Now we are going to build a new DataFrame where we are going to initially start with the target variable (Daily change), one independent variable (yesterdays's daily change) and continuously add one by one variable to test the accuracy of the model:

In [13]:
MSFT ['Yesterday daily change'] = MSFT ['Daily change'].shift(1)

In [14]:
df = MSFT [['Daily change', 'Yesterday daily change']]

**3.- Clean the dataset**

Next, we need to **remove the NaN values**, because most ML models do not work with NaN values:

In [15]:
df = df.dropna()

In [16]:
df.head()

Unnamed: 0_level_0,Daily change,Yesterday daily change
Date,Unnamed: 1_level_1,Unnamed: 2_level_1
1986-03-14,1.0,1.0
1986-03-17,1.0,1.0
1986-03-18,0.0,1.0
1986-03-19,0.0,0.0
1986-03-20,0.0,0.0


**4.- Training and evaluation of the model**

Performing a train test split is not accurate enough to test the performance of Machine Learning models.

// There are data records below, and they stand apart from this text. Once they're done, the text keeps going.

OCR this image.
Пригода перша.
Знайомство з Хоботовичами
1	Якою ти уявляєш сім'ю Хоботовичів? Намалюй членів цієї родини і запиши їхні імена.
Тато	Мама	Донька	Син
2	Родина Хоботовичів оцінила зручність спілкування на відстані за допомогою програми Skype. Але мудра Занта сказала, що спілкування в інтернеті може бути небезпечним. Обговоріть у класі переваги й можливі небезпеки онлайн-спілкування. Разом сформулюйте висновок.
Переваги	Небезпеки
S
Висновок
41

A more accurate procedure is to perform **Cross-Validation**.

Cross-Validation on time series is not performed as on standard cases. There are two main methods to perform Cross-Validation on time series: time series split and blocked cross-validation. **Time series split** starts with a small train gap and small test gap and increases the train gap until all the dataset is evaluated. On the other side, **blocked cross-validation** uses the same size of train and test and rolls the window to the next subset of the dataset.

We are now going to use blocked cross-validation because the windows do not overlap in time and the dataset is big enough to use this technique. 

To apply this technique, we are going to create the following function:

In [18]:
class BlockingTimeSeriesSplit():
    def __init__(self, n_splits):
        self.n_splits = n_splits
    
    def get_n_splits(self, X, y, groups):
        return self.n_splits
    
    def split(self, X, y=None, groups=None):
        n_samples = len(X)
        k_fold_size = n_samples // self.n_splits
        indices = np.arange(n_samples)

        margin = 0
        for i in range(self.n_splits):
            start = i * k_fold_size
            stop = start + k_fold_size
            mid = int(0.8 * (stop - start)) + start
            yield indices[start: mid], indices[mid + margin: stop]

We now **split the data into train and test**. The split number will help us take 75% of the data for the training and the remaining 25% for the test subset. The new matrix X is create to **consider only the independent variables**. If we would consider all the columns (including the target variable) the accuracy would be 100% because the model would be capable of knowing the correct answer beforehand. The **target variable is the 'Daily change' column.**

In [19]:
# Training dataset length
split = int(len(df) * 0.75)

# Splittiing the X and y into train and test datasets
X = df.drop(['Daily change'], axis=1)
X_train = X[:split]
X_test = X[split:]
y_train = df['Daily change'][:split]
y_test = df['Daily change'][split:]

Next, we are going to perform cross-validation and evalate the mean and standard deviation of the accuracies of the splitted fragments.

In [26]:
model = DecisionTreeClassifier(random_state=12)
btscv = BlockingTimeSeriesSplit(n_splits=5)
scores = cross_val_score(model, X_train, y_train, cv=btscv, scoring='accuracy')
print("Loss: {0:.3f} (+/- {1:.3f})".format(scores.mean(), scores.std()))

Loss: 0.515 (+/- 0.041)


We finally apply and evaluate the model on the test subset.

In [29]:
clf = DecisionTreeClassifier(random_state=12)
model = clf.fit(X_train, y_train)
round(accuracy_score(y_test, model.predict(X_test), normalize=True)*100, 3)

52.002

As we can see, **if yesterday the price change was positive or negative does not offer any predictive power**.

Disclamer: The information on this notebook is intended for personal use only and does not represent any investment advice or recommendation of any form.